Vaccination and natural infection elicited similar numbers of memory B cells, which rapidly evolved between the first and second dose of the Pfizer and Moderna vaccines, producing increasingly potent memory antibodies. But after two months, progress stalled. The memory B cells were present in large numbers and expressed potent antibodies, but the antibodies were not getting any stronger. Also, although some of these antibodies were able to neutralize Delta and other variants, there was no overall improvement in breadth.

The researchers found that in convalescent patients, however, memory B cells continued to evolve and improve up to one year after infection. With every memory B cell update, more potent and more broadly neutralising memory antibodies were coming out.

There are several potential reasons that memory B cells produced by natural infection might be expected to outperform those produced by mRNA vaccines, the researchers said.

It is possible that the body responds differently to viruses that enter through the respiratory tract than those that are injected. Or perhaps an intact virus goads the immune system in a way the vaccines’ spike protein antigens simply cannot. It may also be possible that the virus persists in the naturally infected for weeks, giving the body more time to mount a robust response. The vaccine, on the other hand, is flushed out of the body mere days after triggering the desired immune response.

Memory B cells appear to undergo limited bouts of evolution in response to mRNA vaccines, a finding which may have significant implications for booster shots.
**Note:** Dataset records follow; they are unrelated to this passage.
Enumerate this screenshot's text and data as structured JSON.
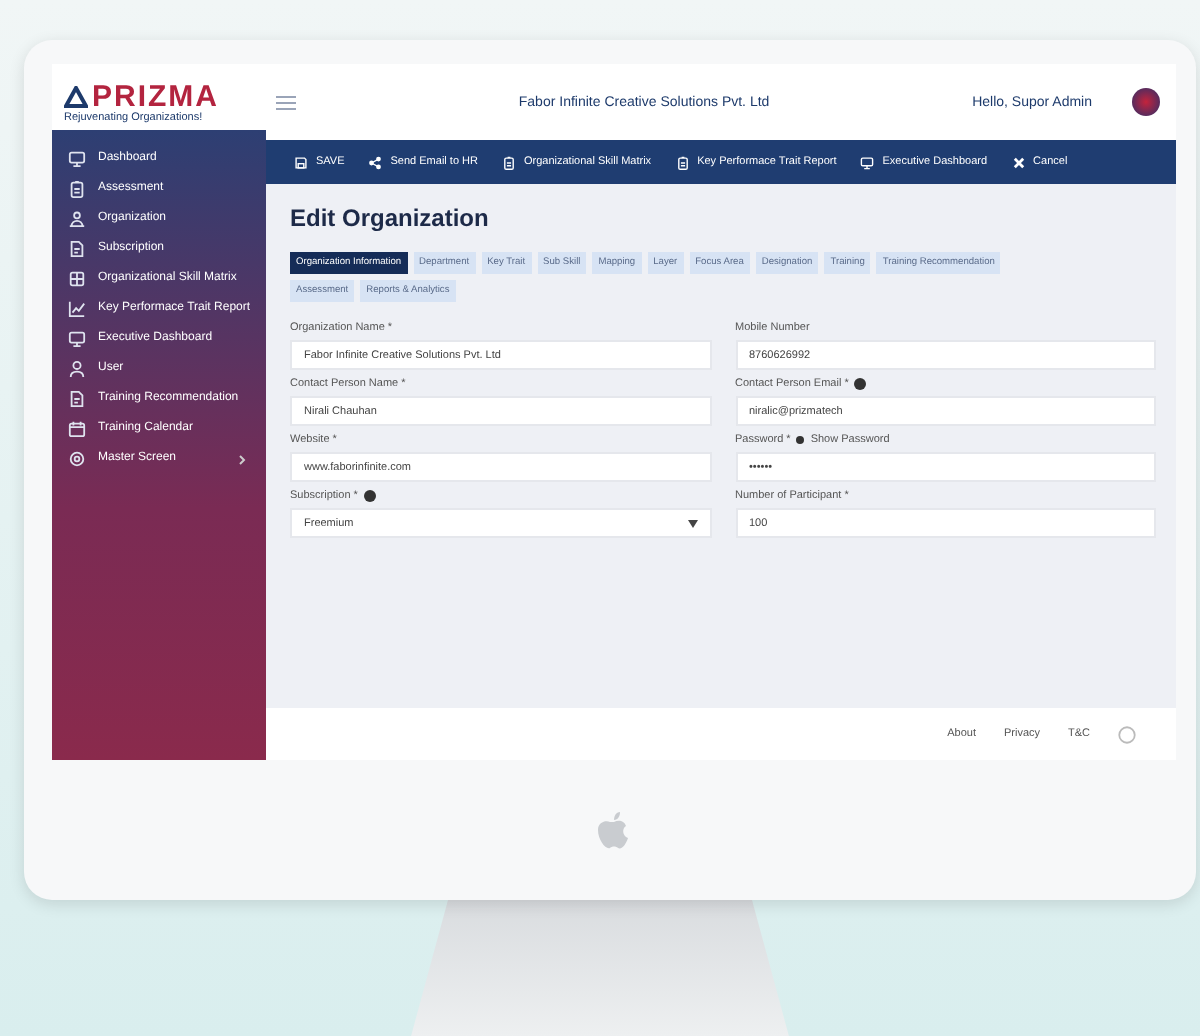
{
  "brand": {
    "name": "PRIZMA",
    "tagline": "Rejuvenating Organizations!"
  },
  "header": {
    "title": "Fabor Infinite Creative Solutions Pvt. Ltd",
    "greeting": "Hello, Supor Admin"
  },
  "sidebar": {
    "items": [
      {
        "label": "Dashboard",
        "expandable": false
      },
      {
        "label": "Assessment",
        "expandable": false
      },
      {
        "label": "Organization",
        "expandable": false
      },
      {
        "label": "Subscription",
        "expandable": false
      },
      {
        "label": "Organizational Skill Matrix",
        "expandable": false
      },
      {
        "label": "Key Performace Trait Report",
        "expandable": false
      },
      {
        "label": "Executive Dashboard",
        "expandable": false
      },
      {
        "label": "User",
        "expandable": false
      },
      {
        "label": "Training Recommendation",
        "expandable": false
      },
      {
        "label": "Training Calendar",
        "expandable": false
      },
      {
        "label": "Master Screen",
        "expandable": true
      }
    ]
  },
  "toolbar": [
    {
      "label": "SAVE"
    },
    {
      "label": "Send Email to HR"
    },
    {
      "label": "Organizational Skill Matrix"
    },
    {
      "label": "Key Performace Trait Report"
    },
    {
      "label": "Executive Dashboard"
    },
    {
      "label": "Cancel"
    }
  ],
  "page_title": "Edit Organization",
  "tabs": [
    {
      "label": "Organization Information",
      "selected": true
    },
    {
      "label": "Department",
      "selected": false
    },
    {
      "label": "Key Trait",
      "selected": false
    },
    {
      "label": "Sub Skill",
      "selected": false
    },
    {
      "label": "Mapping",
      "selected": false
    },
    {
      "label": "Layer",
      "selected": false
    },
    {
      "label": "Focus Area",
      "selected": false
    },
    {
      "label": "Designation",
      "selected": false
    },
    {
      "label": "Training",
      "selected": false
    },
    {
      "label": "Training Recommendation",
      "selected": false
    },
    {
      "label": "Assessment",
      "selected": false
    },
    {
      "label": "Reports & Analytics",
      "selected": false
    }
  ],
  "fields": [
    {
      "label": "Organization Name *",
      "value": "Fabor Infinite Creative Solutions Pvt. Ltd",
      "kind": "text",
      "info": false
    },
    {
      "label": "Mobile Number",
      "value": "8760626992",
      "kind": "text",
      "info": false
    },
    {
      "label": "Contact Person Name *",
      "value": "Nirali Chauhan",
      "kind": "text",
      "info": false
    },
    {
      "label": "Contact Person Email *",
      "value": "niralic@prizmatech",
      "kind": "text",
      "info": true
    },
    {
      "label": "Website *",
      "value": "www.faborinfinite.com",
      "kind": "text",
      "info": false
    },
    {
      "label": "Password *",
      "value": "••••••",
      "kind": "password",
      "info": false,
      "toggle": "Show Password"
    },
    {
      "label": "Subscription *",
      "value": "Freemium",
      "kind": "select",
      "info": true
    },
    {
      "label": "Number of Participant *",
      "value": "100",
      "kind": "text",
      "info": false
    }
  ],
  "footer": {
    "links": [
      "About",
      "Privacy",
      "T&C"
    ]
  }
}
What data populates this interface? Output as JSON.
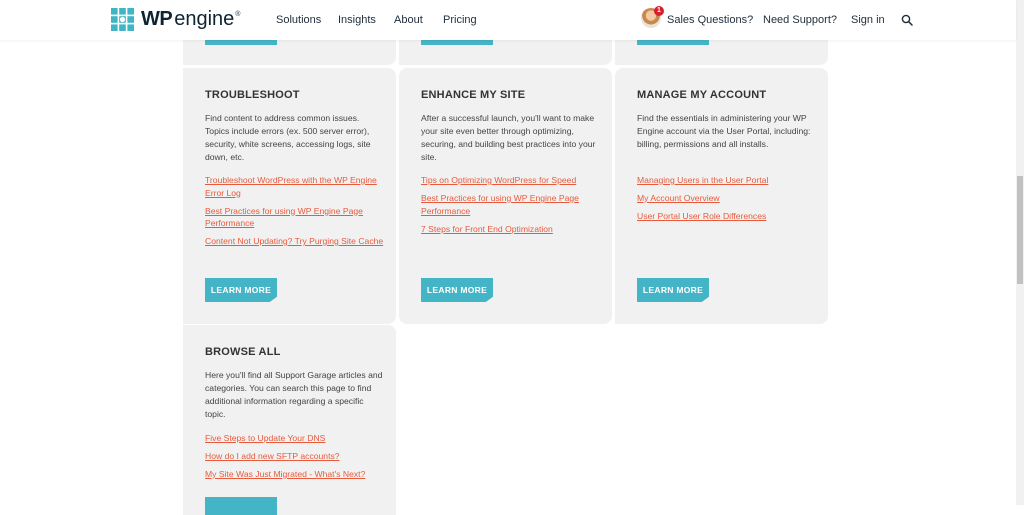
{
  "header": {
    "logo_wp": "WP",
    "logo_engine": "engine",
    "logo_reg": "®",
    "nav": [
      "Solutions",
      "Insights",
      "About",
      "Pricing"
    ],
    "sales": "Sales Questions?",
    "notification_count": "1",
    "support": "Need Support?",
    "signin": "Sign in"
  },
  "cards": [
    {
      "title": "TROUBLESHOOT",
      "description": "Find content to address common issues. Topics include errors (ex. 500 server error), security, white screens, accessing logs, site down, etc.",
      "links": [
        "Troubleshoot WordPress with the WP Engine Error Log",
        "Best Practices for using WP Engine Page Performance",
        "Content Not Updating? Try Purging Site Cache"
      ],
      "button": "LEARN MORE"
    },
    {
      "title": "ENHANCE MY SITE",
      "description": "After a successful launch, you'll want to make your site even better through optimizing, securing, and  building best practices into your site.",
      "links": [
        "Tips on Optimizing WordPress for Speed",
        "Best Practices for using WP Engine Page Performance",
        "7 Steps for Front End Optimization"
      ],
      "button": "LEARN MORE"
    },
    {
      "title": "MANAGE MY ACCOUNT",
      "description": "Find the essentials in administering your WP Engine account via the User Portal, including: billing, permissions and all installs.",
      "links": [
        "Managing Users in the User Portal",
        "My Account Overview",
        "User Portal User Role Differences"
      ],
      "button": "LEARN MORE"
    },
    {
      "title": "BROWSE ALL",
      "description": "Here you'll find all Support Garage articles and categories. You can search this page to find additional information regarding a specific topic.",
      "links": [
        "Five Steps to Update Your DNS",
        "How do I add new SFTP accounts?",
        "My Site Was Just Migrated - What's Next?"
      ]
    }
  ],
  "colors": {
    "accent": "#44b5c7",
    "link": "#e85a3c",
    "card_bg": "#f1f1f1",
    "brand": "#40b6c4"
  }
}
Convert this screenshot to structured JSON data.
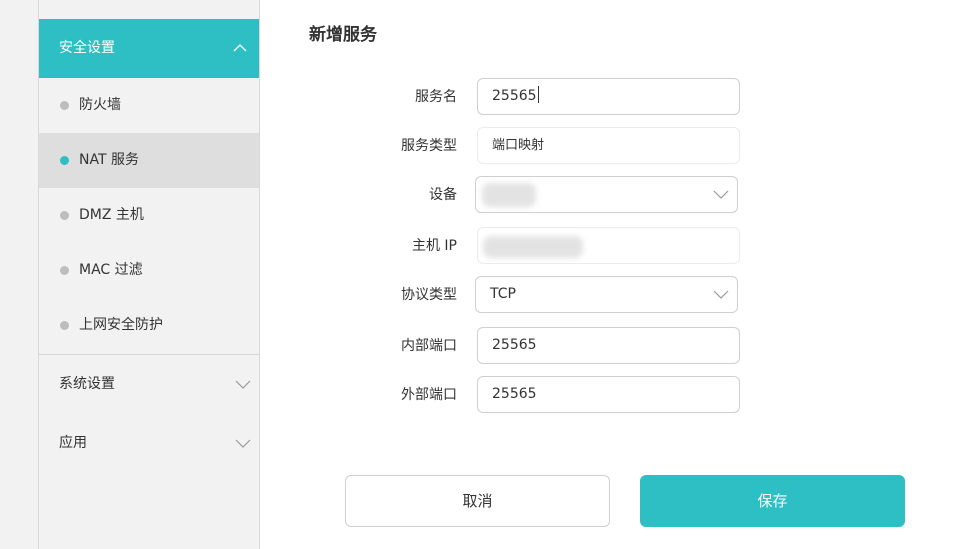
{
  "colors": {
    "accent": "#2ebfc4",
    "sidebar_bg": "#f2f2f2",
    "active_item_bg": "#dedede"
  },
  "sidebar": {
    "section": {
      "label": "安全设置",
      "icon": "chevron-up-icon"
    },
    "items": [
      {
        "label": "防火墙",
        "active": false
      },
      {
        "label": "NAT 服务",
        "active": true
      },
      {
        "label": "DMZ 主机",
        "active": false
      },
      {
        "label": "MAC 过滤",
        "active": false
      },
      {
        "label": "上网安全防护",
        "active": false
      }
    ],
    "groups": [
      {
        "label": "系统设置",
        "icon": "chevron-down-icon"
      },
      {
        "label": "应用",
        "icon": "chevron-down-icon"
      }
    ]
  },
  "form": {
    "title": "新增服务",
    "fields": {
      "service_name": {
        "label": "服务名",
        "value": "25565"
      },
      "service_type": {
        "label": "服务类型",
        "value": "端口映射"
      },
      "device": {
        "label": "设备",
        "value": ""
      },
      "host_ip": {
        "label": "主机 IP",
        "value": ""
      },
      "protocol": {
        "label": "协议类型",
        "value": "TCP"
      },
      "internal_port": {
        "label": "内部端口",
        "value": "25565"
      },
      "external_port": {
        "label": "外部端口",
        "value": "25565"
      }
    }
  },
  "buttons": {
    "cancel": "取消",
    "save": "保存"
  }
}
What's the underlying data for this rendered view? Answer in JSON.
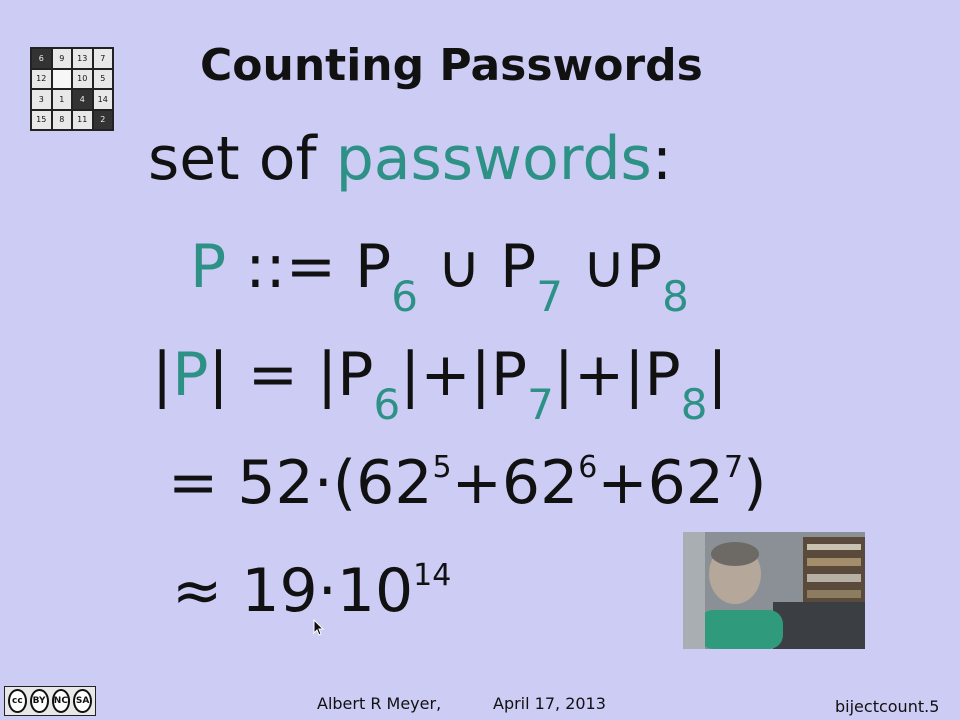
{
  "logo": {
    "tiles": [
      "6",
      "9",
      "13",
      "7",
      "12",
      "",
      "10",
      "5",
      "3",
      "1",
      "4",
      "14",
      "15",
      "8",
      "11",
      "2"
    ]
  },
  "slide": {
    "title": "Counting Passwords",
    "line1": {
      "prefix": "set of ",
      "highlight": "passwords",
      "suffix": ":"
    },
    "line2": {
      "lhs": "P",
      "op": " ::= ",
      "t1": "P",
      "s1": "6",
      "u1": " ∪ ",
      "t2": "P",
      "s2": "7",
      "u2": " ∪",
      "t3": "P",
      "s3": "8"
    },
    "line3": {
      "bar_open": "|",
      "p": "P",
      "bar_close_eq": "| = |P",
      "s1": "6",
      "mid1": "|+|P",
      "s2": "7",
      "mid2": "|+|P",
      "s3": "8",
      "end": "|"
    },
    "line4": {
      "a": "= 52·(62",
      "e1": "5",
      "b": "+62",
      "e2": "6",
      "c": "+62",
      "e3": "7",
      "d": ")"
    },
    "line5": {
      "a": "≈ 19·10",
      "e": "14"
    }
  },
  "footer": {
    "author": "Albert R Meyer,",
    "date": "April 17, 2013",
    "slide_id": "bijectcount.5",
    "license_marks": [
      "cc",
      "BY",
      "NC",
      "SA"
    ]
  },
  "colors": {
    "background": "#ccccf5",
    "accent": "#2e9186"
  }
}
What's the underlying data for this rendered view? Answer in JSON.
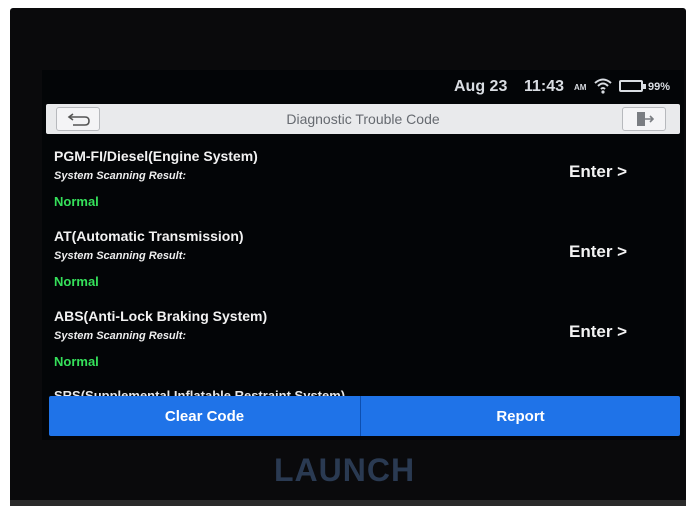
{
  "status_bar": {
    "date": "Aug 23",
    "time": "11:43",
    "ampm": "AM",
    "battery_pct": "99%"
  },
  "header": {
    "title": "Diagnostic Trouble Code"
  },
  "systems": [
    {
      "name": "PGM-FI/Diesel(Engine System)",
      "sub": "System Scanning Result:",
      "result": "Normal",
      "action": "Enter >"
    },
    {
      "name": "AT(Automatic Transmission)",
      "sub": "System Scanning Result:",
      "result": "Normal",
      "action": "Enter >"
    },
    {
      "name": "ABS(Anti-Lock Braking System)",
      "sub": "System Scanning Result:",
      "result": "Normal",
      "action": "Enter >"
    }
  ],
  "partial_row": {
    "name": "SRS(Supplemental Inflatable Restraint System)"
  },
  "footer": {
    "clear_code": "Clear Code",
    "report": "Report"
  },
  "device": {
    "brand": "LAUNCH"
  },
  "colors": {
    "accent": "#1f73e8",
    "normal": "#35e05a"
  }
}
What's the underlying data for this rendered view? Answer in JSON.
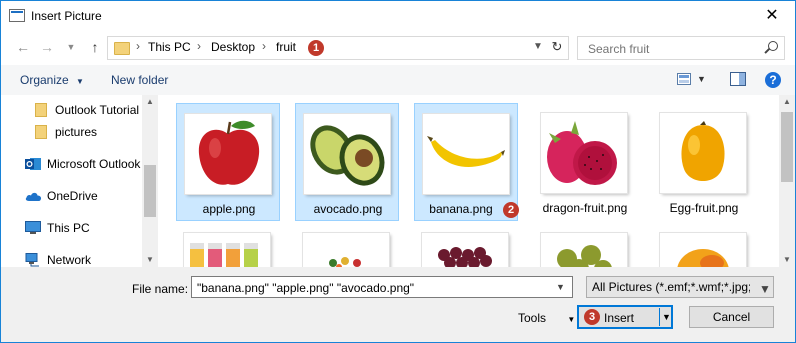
{
  "window": {
    "title": "Insert Picture",
    "close_glyph": "✕"
  },
  "address": {
    "crumbs": [
      "This PC",
      "Desktop",
      "fruit"
    ],
    "step_badge": "1"
  },
  "search": {
    "placeholder": "Search fruit"
  },
  "toolbar": {
    "organize_label": "Organize",
    "new_folder_label": "New folder",
    "help_label": "?"
  },
  "sidebar": {
    "items": [
      {
        "label": "Outlook Tutorial",
        "icon": "folder-icon"
      },
      {
        "label": "pictures",
        "icon": "folder-icon"
      },
      {
        "label": "Microsoft Outlook",
        "icon": "outlook-icon"
      },
      {
        "label": "OneDrive",
        "icon": "onedrive-icon"
      },
      {
        "label": "This PC",
        "icon": "computer-icon"
      },
      {
        "label": "Network",
        "icon": "network-icon"
      }
    ]
  },
  "files": [
    {
      "name": "apple.png",
      "selected": true
    },
    {
      "name": "avocado.png",
      "selected": true
    },
    {
      "name": "banana.png",
      "selected": true,
      "badge": "2"
    },
    {
      "name": "dragon-fruit.png",
      "selected": false
    },
    {
      "name": "Egg-fruit.png",
      "selected": false
    }
  ],
  "bottom": {
    "file_name_label": "File name:",
    "file_name_value": "\"banana.png\" \"apple.png\" \"avocado.png\"",
    "file_type_value": "All Pictures (*.emf;*.wmf;*.jpg;*",
    "tools_label": "Tools",
    "insert_label": "Insert",
    "insert_badge": "3",
    "cancel_label": "Cancel"
  },
  "colors": {
    "accent": "#0078d7",
    "badge": "#c0392b",
    "selection": "#cce8ff"
  }
}
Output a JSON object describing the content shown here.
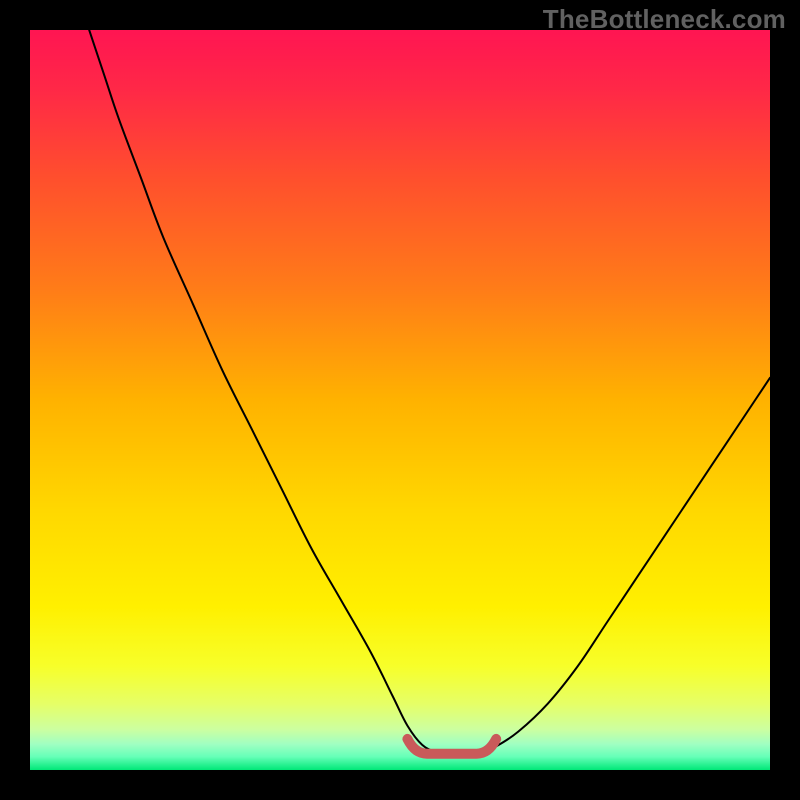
{
  "watermark": "TheBottleneck.com",
  "colors": {
    "gradient_stops": [
      {
        "offset": 0.0,
        "color": "#ff1552"
      },
      {
        "offset": 0.08,
        "color": "#ff2847"
      },
      {
        "offset": 0.2,
        "color": "#ff4f2d"
      },
      {
        "offset": 0.35,
        "color": "#ff7c18"
      },
      {
        "offset": 0.5,
        "color": "#ffb200"
      },
      {
        "offset": 0.65,
        "color": "#ffd800"
      },
      {
        "offset": 0.78,
        "color": "#fff000"
      },
      {
        "offset": 0.86,
        "color": "#f7ff2a"
      },
      {
        "offset": 0.91,
        "color": "#e6ff66"
      },
      {
        "offset": 0.945,
        "color": "#ccffa0"
      },
      {
        "offset": 0.965,
        "color": "#a0ffc2"
      },
      {
        "offset": 0.982,
        "color": "#66ffb8"
      },
      {
        "offset": 1.0,
        "color": "#00e878"
      }
    ],
    "curve": "#000000",
    "flat_marker": "#c95a5a"
  },
  "chart_data": {
    "type": "line",
    "title": "",
    "xlabel": "",
    "ylabel": "",
    "xlim": [
      0,
      100
    ],
    "ylim": [
      0,
      100
    ],
    "grid": false,
    "series": [
      {
        "name": "bottleneck-curve",
        "x": [
          8,
          10,
          12,
          15,
          18,
          22,
          26,
          30,
          34,
          38,
          42,
          46,
          49,
          51,
          53,
          55,
          57,
          59,
          61,
          63,
          66,
          70,
          74,
          78,
          82,
          86,
          90,
          94,
          98,
          100
        ],
        "values": [
          100,
          94,
          88,
          80,
          72,
          63,
          54,
          46,
          38,
          30,
          23,
          16,
          10,
          6,
          3.4,
          2.4,
          2.1,
          2.1,
          2.3,
          3.2,
          5.2,
          9,
          14,
          20,
          26,
          32,
          38,
          44,
          50,
          53
        ]
      }
    ],
    "flat_region": {
      "x_start": 51,
      "x_end": 63,
      "y": 2.2
    }
  }
}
A booster with the current mRNA vaccine would likely stimulate memory cells to produce antibodies strongly protective against the original virus and somewhat less so against the variants, Prof Nussenzweig said.

“When to administer the booster depends on the object of boosting,” he said. “If the goal is to prevent infection, then boosting will need to be done after 6 to 18 months depending on the immune status of the individual. If the goal is to prevent serious disease, boosting may not be necessary for years.”